What is the relation between Monte Carlo and model-free algorithms?

Question

Monte Carlo (MC) methods are methods that use some form of randomness or sampling. For example, we can use an MC method to approximate the area of a circle inside a square: we generate random 2D points inside the square and count the number of points inside and outside the circle.

In reinforcement learning, an MC method is a method that "samples" experience (in the form of "returns") from the environment, in order to approximate e.g. a value function.

A temporal-difference algorithm, like $Q$-learning, also performs some form of sampling: it chooses an action using a stochastic policy (e.g. $\epsilon$-greedy) and observes a reward and the next state. So, couldn't $Q$-learning also be considered a MC method? Can an MC method be model-based?

Answer 1

In Reinforcement Learning (RL), the use of the term Monte Carlo has been slightly adjusted by convention to refer to only a few specific things.

The more general use of "Monte Carlo" is for simulation methods that use random numbers to sample - often as a replacement for an otherwise difficult analysis or exhaustive search.

In RL, Monte Carlo methods are generally taken to be non-bootstrapping sample-based approaches to estimating returns. This is a labelling convention within RL - probably because someone called an initial model-free learner a "Monte Carlo method", and the name stuck whilst many refinements and new ideas have since been published under different names.

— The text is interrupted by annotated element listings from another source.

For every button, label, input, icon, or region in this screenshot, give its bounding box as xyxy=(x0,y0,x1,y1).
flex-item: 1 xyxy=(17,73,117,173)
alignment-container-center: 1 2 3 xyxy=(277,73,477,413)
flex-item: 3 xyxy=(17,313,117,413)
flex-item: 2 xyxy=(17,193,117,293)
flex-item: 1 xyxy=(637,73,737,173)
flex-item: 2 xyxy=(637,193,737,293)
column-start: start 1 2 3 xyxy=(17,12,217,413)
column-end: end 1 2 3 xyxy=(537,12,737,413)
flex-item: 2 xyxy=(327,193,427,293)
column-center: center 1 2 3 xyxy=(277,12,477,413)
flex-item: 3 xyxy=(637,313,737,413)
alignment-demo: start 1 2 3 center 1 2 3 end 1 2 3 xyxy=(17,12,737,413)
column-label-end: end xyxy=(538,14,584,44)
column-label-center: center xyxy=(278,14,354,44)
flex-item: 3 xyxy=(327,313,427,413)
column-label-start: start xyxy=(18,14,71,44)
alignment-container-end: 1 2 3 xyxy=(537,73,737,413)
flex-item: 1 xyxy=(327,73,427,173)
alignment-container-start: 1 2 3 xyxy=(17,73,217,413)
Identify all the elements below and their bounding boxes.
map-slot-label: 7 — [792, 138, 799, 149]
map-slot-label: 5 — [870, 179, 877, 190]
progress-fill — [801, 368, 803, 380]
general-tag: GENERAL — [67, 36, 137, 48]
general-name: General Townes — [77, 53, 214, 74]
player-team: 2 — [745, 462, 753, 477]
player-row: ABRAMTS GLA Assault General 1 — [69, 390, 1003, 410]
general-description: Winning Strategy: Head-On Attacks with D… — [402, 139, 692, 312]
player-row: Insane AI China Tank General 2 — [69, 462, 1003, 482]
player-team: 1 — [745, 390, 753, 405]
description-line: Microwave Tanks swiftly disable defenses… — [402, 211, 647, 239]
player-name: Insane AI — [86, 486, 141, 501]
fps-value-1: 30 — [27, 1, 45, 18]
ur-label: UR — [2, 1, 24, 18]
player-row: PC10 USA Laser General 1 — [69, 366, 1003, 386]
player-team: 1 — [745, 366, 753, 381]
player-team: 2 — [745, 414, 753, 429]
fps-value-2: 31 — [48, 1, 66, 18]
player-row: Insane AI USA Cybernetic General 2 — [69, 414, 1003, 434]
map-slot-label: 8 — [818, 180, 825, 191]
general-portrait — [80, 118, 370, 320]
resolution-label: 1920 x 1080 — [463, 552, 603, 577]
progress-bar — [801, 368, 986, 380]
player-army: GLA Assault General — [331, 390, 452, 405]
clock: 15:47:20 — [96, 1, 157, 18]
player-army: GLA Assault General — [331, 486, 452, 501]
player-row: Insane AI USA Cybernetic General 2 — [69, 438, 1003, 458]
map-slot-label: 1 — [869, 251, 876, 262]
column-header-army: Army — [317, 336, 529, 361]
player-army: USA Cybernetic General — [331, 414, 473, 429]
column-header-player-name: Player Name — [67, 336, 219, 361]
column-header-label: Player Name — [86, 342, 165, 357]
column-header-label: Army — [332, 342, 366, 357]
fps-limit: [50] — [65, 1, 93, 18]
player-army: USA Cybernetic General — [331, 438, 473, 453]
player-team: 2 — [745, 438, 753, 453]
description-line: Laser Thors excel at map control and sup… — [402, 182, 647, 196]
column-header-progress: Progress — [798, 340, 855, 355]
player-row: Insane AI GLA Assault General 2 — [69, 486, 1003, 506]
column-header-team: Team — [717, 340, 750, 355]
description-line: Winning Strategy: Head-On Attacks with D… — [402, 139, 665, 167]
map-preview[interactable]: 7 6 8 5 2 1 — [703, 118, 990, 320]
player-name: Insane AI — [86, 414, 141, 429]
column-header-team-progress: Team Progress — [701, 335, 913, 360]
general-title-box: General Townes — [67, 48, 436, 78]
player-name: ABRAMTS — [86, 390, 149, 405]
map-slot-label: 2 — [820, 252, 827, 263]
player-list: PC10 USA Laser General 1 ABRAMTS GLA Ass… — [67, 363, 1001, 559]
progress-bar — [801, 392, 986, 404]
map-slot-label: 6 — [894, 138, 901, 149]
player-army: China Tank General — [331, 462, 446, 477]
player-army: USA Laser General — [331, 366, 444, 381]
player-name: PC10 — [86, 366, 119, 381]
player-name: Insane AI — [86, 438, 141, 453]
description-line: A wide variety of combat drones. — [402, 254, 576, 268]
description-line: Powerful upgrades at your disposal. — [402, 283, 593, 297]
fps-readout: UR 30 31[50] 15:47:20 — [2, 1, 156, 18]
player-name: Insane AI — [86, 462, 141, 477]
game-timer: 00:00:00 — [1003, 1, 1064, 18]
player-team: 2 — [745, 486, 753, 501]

The historical use of the term is important, since if you mention you are using "Monte Carlo Control", it usually means a very specific subset of methods within RL, to most readers.

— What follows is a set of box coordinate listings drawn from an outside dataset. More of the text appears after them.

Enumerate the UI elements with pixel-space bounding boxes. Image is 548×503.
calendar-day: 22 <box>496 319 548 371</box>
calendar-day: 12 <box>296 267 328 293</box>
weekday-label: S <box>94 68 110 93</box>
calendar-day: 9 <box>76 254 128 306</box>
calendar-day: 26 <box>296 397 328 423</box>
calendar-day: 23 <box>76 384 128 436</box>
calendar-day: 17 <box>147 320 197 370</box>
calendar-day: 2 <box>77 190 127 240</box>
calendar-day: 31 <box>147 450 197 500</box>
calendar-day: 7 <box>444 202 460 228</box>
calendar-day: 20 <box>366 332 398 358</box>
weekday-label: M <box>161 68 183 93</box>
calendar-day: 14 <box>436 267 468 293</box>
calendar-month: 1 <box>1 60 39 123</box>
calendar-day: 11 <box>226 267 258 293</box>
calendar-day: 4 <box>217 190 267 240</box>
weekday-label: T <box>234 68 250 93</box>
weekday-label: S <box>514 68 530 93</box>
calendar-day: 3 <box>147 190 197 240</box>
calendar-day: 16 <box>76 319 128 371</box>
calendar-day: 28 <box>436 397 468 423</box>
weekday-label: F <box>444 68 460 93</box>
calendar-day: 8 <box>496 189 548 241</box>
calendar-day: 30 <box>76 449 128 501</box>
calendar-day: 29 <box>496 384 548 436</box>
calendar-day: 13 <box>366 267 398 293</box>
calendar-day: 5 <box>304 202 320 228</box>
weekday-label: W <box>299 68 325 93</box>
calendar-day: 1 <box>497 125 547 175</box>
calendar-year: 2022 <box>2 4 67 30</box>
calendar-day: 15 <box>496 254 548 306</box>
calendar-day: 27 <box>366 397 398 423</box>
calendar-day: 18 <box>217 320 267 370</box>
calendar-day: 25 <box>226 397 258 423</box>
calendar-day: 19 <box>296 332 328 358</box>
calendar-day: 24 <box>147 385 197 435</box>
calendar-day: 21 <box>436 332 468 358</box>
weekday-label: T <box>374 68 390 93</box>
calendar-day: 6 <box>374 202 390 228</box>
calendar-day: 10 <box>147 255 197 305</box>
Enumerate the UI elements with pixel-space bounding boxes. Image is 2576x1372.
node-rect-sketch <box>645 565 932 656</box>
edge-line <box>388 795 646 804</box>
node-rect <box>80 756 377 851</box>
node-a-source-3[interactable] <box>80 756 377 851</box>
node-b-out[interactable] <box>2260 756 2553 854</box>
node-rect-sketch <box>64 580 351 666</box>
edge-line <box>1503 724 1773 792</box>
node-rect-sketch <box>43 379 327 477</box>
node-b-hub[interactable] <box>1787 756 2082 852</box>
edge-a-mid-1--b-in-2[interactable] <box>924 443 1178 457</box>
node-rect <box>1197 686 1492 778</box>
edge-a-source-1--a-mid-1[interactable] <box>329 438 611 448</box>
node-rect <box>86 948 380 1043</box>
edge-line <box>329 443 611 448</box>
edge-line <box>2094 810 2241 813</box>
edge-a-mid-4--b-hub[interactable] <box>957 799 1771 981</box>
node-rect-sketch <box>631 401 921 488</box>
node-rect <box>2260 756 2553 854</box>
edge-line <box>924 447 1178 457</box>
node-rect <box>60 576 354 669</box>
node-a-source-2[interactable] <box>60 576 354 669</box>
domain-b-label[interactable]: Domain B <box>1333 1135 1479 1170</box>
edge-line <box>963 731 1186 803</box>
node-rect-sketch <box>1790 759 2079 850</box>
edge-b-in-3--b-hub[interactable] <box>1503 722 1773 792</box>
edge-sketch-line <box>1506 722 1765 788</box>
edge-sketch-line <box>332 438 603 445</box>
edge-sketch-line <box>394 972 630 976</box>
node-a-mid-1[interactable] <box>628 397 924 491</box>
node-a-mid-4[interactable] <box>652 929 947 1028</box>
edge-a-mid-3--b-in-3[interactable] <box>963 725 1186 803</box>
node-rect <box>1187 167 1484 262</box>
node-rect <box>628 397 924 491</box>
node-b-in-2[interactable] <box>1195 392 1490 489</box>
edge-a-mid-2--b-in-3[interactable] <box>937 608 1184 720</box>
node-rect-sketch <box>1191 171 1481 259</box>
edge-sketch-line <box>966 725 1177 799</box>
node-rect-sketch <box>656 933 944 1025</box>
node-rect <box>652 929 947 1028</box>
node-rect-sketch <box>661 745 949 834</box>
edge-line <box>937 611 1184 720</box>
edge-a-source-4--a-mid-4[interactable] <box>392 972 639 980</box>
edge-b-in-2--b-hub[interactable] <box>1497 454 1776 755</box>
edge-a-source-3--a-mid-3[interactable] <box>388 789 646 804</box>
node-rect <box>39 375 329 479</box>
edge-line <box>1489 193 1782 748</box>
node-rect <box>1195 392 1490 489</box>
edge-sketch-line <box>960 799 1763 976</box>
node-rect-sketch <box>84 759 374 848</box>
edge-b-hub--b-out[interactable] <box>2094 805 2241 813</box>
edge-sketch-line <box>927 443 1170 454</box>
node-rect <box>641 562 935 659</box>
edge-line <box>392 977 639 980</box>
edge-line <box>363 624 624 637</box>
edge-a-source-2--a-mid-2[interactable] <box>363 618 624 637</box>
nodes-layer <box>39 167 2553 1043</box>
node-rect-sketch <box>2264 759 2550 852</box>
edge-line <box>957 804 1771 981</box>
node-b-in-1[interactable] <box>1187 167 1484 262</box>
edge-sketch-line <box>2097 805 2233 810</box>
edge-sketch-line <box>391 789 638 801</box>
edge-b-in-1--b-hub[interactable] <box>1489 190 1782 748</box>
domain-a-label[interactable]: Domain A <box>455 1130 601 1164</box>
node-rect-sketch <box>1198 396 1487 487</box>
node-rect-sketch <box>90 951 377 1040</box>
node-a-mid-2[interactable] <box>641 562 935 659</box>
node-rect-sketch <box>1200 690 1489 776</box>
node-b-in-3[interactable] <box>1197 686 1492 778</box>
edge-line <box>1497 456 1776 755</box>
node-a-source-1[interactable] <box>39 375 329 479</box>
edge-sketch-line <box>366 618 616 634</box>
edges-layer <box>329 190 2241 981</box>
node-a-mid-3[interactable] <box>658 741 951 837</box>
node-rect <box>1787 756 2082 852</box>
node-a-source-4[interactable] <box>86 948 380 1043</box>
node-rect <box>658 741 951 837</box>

So, couldn't 𝑄-learning also be considered a MC method?

In the general sense perhaps. The argument is perhaps stronger for it if the environment is being simulated on a computer for the agent to learn from.

However, if you start to unilaterally call Q-learning a MC method, you are probably going to just confuse people who have learned the conventions in RL.

Can an MC method be model-based?

In general, yes, because the model can be sampled for planning, and a policy can also be separately sampled - so it is possible to run an MC method with or without a model - depending on whether you sample from the model taking "virtual actions" (for e.g. planning or refining your agent) or from the environment taking real actions. Many RL techniques blur the line between online learning and planning. For instance, using a simulated environment or historical data can be framed as planning for the real environment.

Monte Carlo Tree Search is an example of a model-based technique using the term "Monte Carlo" within RL frameworks. It is used famously within DeepMind's AlphaZero in order to refine a policy and value estimates during self-play.

What is the relation between Monte Carlo and [other] model-free algorithms?

In the context of RL, Monte Carlo is presented as one way to estimate expected utility (or return) - by sampling from the environment and policy until the a complete trajectory is available:

$$v_{\pi}(s) = \mathbb{E}_{\pi}[\sum_{k=0}^{T-t} \gamma^k R_{t+1+k} | S_t = s ]$$

MC is contrasted with Temporal Difference (TD) approaches, such as Q-learning, which sample bootstrap estimates using the Bellman Equation:

$$v_{\pi}(s) = \mathbb{E}_{\pi}[R_{t+1} + \gamma v_{\pi}(S_{t+1}) | S_t = s ]$$

The two approaches can be combined in various ways, including TD($\lambda$) methods. With TD($\lambda$), if you set $\lambda = 0$ then the algorithm is identical to single-step TD learning, and if you set $\lambda = 1$ then it is very similar to a Monte Carlo method. Often setting it to some intermediate value is more efficient than either extreme.